2. (Subscriptions during hash slot migration) This is harder but totally possible. This is what I would propose:
-When migration starts, PUBLISH calls are redirected with -ASK to the new hash slot owner.
-The node taking over the hash slot keeps a temporary log of PUBLISH messages for some configurable time (SUBSCRIPTION_MIGRATION_TIMEOUT)
-Atomically with the begin of -ASK redirections, subscribed clients receive a message indicating that they sould reconnect to the new node.
-On connection with the new node, clients initially receive (either by default or by option), all messages the node accumulated since the migration and before SUBSCRIPTION_MIGRATION_TIMEOUT has passed.
Using this scheme, no messages will be lost, as long as subscribed clients are able to reconnect to the new node within SUBSCRIPTION_MIGRATION_TIMEOUT. In Redis Cluster, this requires implementing the temporary PubSub migration log. Clients need to extend their subscribe-connections to handle reconnection to a new node. This part can be combined with 1. by having a SUBSCRIBE that indicates whether a client is capable of a handover and defaults to false.
Also, there is a rich body of recent research on live migration in database systems (e.g. Slacker, Albatross, Zephyr [1]) that we can learn from.

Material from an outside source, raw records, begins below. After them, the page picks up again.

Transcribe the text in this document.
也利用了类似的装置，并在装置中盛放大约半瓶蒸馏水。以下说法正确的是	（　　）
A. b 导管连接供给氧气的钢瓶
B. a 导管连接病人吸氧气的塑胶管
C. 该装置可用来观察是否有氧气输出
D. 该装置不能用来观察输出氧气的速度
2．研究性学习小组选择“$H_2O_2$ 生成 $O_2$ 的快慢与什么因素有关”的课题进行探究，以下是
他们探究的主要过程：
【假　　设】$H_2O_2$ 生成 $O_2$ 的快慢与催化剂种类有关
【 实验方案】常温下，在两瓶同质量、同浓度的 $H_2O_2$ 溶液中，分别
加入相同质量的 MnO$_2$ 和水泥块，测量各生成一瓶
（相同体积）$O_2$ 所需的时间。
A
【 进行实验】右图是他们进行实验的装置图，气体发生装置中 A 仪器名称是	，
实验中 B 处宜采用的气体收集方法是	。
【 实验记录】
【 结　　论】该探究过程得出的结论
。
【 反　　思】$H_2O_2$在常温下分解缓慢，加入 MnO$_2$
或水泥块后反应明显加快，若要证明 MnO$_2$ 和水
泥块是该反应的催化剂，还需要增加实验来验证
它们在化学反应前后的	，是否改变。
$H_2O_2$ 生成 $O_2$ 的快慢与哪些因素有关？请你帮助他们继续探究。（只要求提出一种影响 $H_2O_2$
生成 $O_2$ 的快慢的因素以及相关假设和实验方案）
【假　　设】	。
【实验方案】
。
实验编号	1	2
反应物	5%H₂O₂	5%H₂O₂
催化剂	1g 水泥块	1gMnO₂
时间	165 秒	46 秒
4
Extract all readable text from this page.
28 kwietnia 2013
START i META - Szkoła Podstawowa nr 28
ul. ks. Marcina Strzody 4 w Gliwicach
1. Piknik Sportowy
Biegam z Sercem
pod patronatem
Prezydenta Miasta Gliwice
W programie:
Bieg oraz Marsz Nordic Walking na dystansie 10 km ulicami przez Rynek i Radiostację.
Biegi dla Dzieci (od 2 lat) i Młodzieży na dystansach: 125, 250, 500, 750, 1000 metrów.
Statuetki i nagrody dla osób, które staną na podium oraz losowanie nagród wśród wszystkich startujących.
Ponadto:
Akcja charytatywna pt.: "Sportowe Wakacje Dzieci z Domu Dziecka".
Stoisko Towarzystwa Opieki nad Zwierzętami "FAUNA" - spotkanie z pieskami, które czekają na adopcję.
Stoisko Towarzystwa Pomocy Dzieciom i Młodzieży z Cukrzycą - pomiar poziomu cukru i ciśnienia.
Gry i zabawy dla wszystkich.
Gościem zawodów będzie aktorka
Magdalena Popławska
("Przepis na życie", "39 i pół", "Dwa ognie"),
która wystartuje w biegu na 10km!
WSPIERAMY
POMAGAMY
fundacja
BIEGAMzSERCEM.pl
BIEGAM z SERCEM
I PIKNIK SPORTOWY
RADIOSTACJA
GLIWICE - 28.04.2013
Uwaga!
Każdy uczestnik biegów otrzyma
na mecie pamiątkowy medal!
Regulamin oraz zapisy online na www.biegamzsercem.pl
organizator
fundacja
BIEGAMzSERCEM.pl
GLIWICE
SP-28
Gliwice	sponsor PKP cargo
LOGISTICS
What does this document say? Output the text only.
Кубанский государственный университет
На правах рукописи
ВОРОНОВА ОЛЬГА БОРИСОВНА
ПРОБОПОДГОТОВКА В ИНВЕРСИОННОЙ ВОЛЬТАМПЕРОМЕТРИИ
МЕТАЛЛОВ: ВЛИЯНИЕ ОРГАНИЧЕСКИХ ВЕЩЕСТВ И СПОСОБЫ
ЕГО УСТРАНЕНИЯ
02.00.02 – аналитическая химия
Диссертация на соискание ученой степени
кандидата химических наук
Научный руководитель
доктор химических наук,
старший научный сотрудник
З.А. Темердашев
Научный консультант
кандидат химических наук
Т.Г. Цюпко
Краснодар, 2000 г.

Do you have a suggestion, on how to have Salvatore take a look at this problem and proposal?
As for know I think in terms of reliability, functionality and scalability Apache Kafka [2] is far superior to Redis Cluster PubSub - but there is no reason to leave it at that. In terms of operational simplicity and single server perormance there is still a large niche for a scalable Redis Cluster PubSub.